It was around this time last year that the Maloofs stormed angrily out of the NBA’s Board of Governor’s meetings, rejected and dejected after they were told they couldn’t go to Disneyland. Today, they returned to New York to pitch the idea that they were somehow wronged during the past month’s negotiations with the city of Sacramento over a new arena.

Specifically, they’re expected to ask their fellow NBA owners to support the nebulous concept that they’re unhappy with the deal.  They’re also expected to ask owners to support their decision to move to Anaheim if they don’t get what they want out of Sacramento.
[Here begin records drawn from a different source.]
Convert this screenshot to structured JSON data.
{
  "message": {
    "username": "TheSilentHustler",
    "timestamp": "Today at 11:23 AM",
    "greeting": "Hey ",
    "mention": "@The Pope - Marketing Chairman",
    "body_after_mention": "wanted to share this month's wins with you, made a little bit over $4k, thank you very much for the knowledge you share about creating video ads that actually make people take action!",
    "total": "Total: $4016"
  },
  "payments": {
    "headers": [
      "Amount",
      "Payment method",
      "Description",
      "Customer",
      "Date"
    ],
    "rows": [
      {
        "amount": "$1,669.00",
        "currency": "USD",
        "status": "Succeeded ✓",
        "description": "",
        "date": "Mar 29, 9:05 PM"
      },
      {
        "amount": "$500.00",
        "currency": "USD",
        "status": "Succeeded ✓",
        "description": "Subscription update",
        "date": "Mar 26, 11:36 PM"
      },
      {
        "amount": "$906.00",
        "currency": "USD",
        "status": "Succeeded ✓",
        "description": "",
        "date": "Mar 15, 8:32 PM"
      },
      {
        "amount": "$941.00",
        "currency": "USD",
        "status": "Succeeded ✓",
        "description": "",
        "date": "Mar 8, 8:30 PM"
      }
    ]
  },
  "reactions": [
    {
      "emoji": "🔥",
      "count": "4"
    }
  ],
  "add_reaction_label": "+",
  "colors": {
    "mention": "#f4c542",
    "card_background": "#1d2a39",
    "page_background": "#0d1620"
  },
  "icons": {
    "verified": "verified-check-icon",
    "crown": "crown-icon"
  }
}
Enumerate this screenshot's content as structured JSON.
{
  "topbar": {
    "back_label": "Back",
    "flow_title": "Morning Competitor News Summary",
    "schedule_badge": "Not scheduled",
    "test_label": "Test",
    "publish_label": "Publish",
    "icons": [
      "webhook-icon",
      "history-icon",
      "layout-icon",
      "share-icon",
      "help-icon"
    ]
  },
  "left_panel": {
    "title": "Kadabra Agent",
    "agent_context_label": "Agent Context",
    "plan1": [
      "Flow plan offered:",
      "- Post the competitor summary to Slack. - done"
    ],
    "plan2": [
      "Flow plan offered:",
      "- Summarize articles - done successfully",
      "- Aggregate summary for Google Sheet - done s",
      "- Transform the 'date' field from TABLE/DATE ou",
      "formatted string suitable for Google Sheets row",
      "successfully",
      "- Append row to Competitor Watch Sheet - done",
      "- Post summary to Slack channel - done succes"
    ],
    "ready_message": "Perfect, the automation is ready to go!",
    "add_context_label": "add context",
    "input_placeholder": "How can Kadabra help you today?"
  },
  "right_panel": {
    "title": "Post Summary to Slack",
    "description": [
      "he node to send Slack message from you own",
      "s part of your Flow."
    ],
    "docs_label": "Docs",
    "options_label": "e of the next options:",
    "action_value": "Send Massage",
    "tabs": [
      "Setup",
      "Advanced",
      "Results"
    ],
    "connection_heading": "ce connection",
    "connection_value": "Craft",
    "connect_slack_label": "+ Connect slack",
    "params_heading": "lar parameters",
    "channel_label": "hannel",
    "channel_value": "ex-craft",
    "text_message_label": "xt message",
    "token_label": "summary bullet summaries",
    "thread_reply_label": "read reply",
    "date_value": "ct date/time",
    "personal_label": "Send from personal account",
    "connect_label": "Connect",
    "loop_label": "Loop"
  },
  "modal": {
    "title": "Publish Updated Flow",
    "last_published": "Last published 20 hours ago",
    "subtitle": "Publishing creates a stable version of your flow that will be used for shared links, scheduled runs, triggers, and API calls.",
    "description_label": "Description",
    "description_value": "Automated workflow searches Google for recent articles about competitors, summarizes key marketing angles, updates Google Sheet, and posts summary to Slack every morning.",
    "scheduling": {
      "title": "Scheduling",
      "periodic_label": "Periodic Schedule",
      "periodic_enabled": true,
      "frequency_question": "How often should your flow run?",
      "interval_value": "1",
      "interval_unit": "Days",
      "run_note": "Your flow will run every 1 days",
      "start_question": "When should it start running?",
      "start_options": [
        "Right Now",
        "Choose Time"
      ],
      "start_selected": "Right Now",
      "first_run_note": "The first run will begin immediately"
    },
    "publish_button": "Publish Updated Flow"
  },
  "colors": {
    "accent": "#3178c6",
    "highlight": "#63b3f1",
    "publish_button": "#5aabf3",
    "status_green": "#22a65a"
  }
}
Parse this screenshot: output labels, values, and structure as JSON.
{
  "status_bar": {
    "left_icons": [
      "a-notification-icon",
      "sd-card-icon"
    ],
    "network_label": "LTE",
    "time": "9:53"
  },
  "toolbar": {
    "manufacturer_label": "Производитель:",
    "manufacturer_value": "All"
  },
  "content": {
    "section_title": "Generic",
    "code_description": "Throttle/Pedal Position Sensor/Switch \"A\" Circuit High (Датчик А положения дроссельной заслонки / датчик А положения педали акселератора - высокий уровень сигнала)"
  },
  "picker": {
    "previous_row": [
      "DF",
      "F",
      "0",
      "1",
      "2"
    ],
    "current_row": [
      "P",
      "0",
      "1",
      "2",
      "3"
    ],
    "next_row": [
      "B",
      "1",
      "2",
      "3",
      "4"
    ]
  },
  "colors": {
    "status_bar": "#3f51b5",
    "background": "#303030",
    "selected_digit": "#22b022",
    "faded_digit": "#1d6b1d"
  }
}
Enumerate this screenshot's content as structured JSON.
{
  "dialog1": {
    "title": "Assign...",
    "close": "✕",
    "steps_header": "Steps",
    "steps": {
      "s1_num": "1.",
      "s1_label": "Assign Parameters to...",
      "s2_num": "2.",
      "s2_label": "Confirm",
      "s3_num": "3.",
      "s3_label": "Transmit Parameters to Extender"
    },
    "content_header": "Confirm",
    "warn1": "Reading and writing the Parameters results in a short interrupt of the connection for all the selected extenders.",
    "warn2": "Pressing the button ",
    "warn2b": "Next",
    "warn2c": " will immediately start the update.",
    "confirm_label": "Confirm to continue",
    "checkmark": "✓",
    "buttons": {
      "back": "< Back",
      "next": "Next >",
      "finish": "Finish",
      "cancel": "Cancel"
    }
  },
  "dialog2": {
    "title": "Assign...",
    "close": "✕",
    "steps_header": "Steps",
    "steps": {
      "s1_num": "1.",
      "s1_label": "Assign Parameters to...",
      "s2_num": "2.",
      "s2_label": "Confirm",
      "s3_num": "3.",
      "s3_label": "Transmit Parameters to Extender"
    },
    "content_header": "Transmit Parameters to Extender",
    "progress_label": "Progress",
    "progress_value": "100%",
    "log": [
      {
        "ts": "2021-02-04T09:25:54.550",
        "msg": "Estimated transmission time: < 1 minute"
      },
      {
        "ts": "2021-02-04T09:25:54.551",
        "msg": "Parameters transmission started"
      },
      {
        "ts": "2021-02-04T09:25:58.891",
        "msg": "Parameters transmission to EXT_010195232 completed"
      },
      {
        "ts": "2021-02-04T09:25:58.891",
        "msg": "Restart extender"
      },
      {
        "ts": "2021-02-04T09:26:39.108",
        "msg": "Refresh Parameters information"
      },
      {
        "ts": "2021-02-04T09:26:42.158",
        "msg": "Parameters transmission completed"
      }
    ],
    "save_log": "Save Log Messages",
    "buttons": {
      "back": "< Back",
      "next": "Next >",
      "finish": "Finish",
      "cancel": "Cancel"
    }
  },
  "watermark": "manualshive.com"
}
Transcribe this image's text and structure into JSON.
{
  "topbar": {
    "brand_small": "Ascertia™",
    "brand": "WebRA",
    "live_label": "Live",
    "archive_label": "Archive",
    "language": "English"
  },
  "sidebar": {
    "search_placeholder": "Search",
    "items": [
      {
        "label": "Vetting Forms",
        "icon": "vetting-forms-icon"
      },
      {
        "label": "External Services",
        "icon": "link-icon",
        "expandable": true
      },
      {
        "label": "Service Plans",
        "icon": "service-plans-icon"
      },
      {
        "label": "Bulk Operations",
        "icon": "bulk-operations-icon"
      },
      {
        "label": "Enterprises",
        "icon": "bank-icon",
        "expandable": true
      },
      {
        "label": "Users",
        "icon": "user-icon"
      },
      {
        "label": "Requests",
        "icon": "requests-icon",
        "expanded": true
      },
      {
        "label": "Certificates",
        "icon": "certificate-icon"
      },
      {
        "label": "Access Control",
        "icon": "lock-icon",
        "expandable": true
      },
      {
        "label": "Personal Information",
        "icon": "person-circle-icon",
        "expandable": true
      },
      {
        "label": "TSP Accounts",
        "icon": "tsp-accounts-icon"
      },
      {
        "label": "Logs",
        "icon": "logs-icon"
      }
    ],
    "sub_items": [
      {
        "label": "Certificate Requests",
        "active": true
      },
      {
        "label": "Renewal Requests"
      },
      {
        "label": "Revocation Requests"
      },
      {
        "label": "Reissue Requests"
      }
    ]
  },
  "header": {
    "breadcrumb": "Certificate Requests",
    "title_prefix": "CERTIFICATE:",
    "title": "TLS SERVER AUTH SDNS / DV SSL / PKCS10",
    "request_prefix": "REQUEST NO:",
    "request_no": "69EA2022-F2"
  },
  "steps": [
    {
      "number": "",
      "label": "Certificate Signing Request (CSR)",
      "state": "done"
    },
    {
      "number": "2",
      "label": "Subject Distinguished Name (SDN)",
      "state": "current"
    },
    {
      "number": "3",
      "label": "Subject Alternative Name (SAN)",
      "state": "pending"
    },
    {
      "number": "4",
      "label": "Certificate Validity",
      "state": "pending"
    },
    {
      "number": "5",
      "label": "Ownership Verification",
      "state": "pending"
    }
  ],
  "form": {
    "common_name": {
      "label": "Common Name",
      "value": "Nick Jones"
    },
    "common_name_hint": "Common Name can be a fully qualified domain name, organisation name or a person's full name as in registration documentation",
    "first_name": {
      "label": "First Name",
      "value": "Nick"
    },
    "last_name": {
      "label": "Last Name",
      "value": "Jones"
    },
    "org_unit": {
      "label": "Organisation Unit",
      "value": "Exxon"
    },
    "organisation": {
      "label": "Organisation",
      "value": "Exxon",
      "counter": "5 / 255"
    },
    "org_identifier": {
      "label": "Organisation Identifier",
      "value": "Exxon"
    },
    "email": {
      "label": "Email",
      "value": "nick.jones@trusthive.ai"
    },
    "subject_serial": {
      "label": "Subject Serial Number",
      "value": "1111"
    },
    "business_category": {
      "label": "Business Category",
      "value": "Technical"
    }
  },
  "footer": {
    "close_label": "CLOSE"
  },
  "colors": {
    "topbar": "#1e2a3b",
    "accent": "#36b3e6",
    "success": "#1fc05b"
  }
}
The only problem is that the NBA, and specifically David Stern, ran point on a negotiation conducted during All Star weekend that brought the Maloofs, the NBA, AEG, and the city of Sacramento into an agreement in principle on a $391 million Entertainment and Sports Complex similar to L.A. Live.

Hanging in the balance is a fan base that is roundly cited as one of the best in sports.  Also hanging in the balance is a city beset by 12 percent unemployment — that is banking on leading economists’ predictions that a downtown arena can raise property values by hundreds of millions of dollars and kick-start a broken economy.

The Maloofs themselves called the non-binding deal fair when it was struck over All Star weekend, and since that weekend nothing about the deal has changed. The only thing that has changed has been the Maloofs’ public position regarding the deal, which has been duplicitous in its approach.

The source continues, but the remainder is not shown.